Julia Kerninon, A Respectable Occupation,
Trans.by Ruth Diver, Les Fugitives, 2020.
Read ‘Whats on Julia Kerninon’s Bookshelf?’ in Albertine
‘The best early training for a writer is an unhappy childhood,’ Hemingway famously said. Julia Kerninon, one of France’s most acclaimed young novelists, tells an altogether different story in a poetic account of her pursuit. Her journey through her formative years entwines the French and Anglo-Saxon literary traditions, resulting in a vibrant ode to reading, and to writing as a space for discovery (as well as a ‘respectable occupation’), peppered with fine portraits of her disjointed yet loving family. From her native Brittany to the city of Shakespeare and Company, to a seaside café on the Atlantic coast, to Budapest and back, the author conjures a fluid, feminine answer to A Moveable Feast.
'Borne along by Kerninon’s long, joyful sentences (nimbly translated by Ruth Diver), it’s a winning account of her journey from reader to writer.' — Francesca Carington, Tatler
'A female manifesto for a writer’s life (...) a lyrical reminder of the hard (and indeed often unrelated) work it takes to be a wordsmith, which is justified daily in the joy of putting pen to paper and writing book after book.' — Mia Colleran, The Irish Times
‘Marvellously contagious’ — Le Point
‘Julia Kerninon lays down sentences as definitive as dictums, impresses with her maturity of style and command of narrative. The reader plunges in, with the same voraciousness she puts into her writing.’ — ELLE (France)

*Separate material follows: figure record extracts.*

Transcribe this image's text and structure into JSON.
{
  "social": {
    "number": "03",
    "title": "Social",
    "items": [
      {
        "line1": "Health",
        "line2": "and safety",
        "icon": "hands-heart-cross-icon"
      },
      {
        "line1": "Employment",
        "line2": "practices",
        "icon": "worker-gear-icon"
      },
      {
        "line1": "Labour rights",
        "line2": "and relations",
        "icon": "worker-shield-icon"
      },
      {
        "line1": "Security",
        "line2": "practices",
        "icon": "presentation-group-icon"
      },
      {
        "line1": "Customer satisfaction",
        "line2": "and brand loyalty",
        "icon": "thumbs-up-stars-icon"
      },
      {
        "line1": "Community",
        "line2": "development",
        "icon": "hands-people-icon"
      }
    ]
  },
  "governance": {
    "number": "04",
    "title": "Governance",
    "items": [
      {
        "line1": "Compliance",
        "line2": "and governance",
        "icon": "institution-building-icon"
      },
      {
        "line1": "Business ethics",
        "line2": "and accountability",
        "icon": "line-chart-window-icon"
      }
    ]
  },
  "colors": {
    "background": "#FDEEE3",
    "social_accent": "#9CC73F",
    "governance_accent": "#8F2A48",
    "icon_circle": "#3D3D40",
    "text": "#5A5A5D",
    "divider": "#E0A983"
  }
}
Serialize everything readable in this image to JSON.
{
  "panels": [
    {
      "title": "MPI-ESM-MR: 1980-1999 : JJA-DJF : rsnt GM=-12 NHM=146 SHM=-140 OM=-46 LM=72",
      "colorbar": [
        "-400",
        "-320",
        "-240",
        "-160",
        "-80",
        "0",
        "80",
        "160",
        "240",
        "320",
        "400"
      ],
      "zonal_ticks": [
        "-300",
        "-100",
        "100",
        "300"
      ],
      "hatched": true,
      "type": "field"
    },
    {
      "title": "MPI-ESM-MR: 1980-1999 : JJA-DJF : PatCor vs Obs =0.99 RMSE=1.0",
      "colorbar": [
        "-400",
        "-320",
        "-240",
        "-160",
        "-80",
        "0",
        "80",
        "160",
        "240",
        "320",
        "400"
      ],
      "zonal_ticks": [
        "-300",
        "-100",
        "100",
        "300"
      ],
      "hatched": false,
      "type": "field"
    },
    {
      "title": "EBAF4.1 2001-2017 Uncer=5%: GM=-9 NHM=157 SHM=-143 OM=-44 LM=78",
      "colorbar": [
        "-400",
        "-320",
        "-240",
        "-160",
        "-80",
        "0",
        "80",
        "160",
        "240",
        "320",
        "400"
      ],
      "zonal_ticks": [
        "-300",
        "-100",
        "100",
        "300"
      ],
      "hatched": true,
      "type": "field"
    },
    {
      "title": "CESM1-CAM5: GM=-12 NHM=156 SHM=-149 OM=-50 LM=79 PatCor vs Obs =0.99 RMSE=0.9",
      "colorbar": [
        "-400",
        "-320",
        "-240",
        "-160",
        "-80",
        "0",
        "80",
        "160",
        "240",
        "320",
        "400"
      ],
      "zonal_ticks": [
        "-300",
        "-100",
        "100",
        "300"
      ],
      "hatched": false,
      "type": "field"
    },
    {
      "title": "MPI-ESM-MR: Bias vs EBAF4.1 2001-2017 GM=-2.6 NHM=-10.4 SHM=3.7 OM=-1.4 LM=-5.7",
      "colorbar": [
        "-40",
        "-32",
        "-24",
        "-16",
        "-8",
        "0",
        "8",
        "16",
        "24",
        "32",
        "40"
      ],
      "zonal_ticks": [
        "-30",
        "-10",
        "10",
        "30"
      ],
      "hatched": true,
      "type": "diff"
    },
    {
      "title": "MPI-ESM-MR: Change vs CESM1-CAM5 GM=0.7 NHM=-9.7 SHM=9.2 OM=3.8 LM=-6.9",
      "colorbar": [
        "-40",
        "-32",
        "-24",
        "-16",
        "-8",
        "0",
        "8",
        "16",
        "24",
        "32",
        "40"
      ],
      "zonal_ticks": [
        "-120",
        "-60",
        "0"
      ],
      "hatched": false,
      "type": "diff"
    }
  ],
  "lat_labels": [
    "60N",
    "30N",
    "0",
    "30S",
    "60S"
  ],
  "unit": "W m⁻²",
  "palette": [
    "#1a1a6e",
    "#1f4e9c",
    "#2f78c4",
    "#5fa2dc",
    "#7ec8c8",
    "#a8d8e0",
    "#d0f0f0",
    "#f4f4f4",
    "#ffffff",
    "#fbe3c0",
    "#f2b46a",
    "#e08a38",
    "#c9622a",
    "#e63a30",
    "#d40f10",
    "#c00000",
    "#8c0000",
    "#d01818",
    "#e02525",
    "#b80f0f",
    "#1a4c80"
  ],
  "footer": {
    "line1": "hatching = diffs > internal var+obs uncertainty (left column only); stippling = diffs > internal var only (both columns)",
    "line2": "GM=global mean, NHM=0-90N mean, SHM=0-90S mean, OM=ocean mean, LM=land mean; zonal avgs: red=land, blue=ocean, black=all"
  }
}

‘The greatest writers are also the greatest readers. Virginia
Woolf, Roland Barthes, Jeanette Winterson – they all read, as Woolf
put it, ‘to refresh and exercise [their] own creative powers.’
They can’t stop themselves from writing about reading. They have
origin stories of how reading and writing became as necessary as
breathing. Julia Kerninon’s A Respectable Occupation joins the
shelf of these biblioautobiographies; books on how writers crave
books, how books beget books, how tricky it is to move from the
position of the reader to that of the writer, and stand there feeling
you’ve earned the right to call yourself, finally, a writer.’ –
Lauren Elkin
The daughter of a pair of bohemian bookworms, Kerninon grew upto share their bibliomania and decided, aged five and a half, she would become a writer. Opening with a pilgrimage to the legendary Paris bookshop Shakespeare & Co, her story entwines the French and Anglo-Saxon literary traditions, while sketching fine portraits of a disjointed yet most loving family.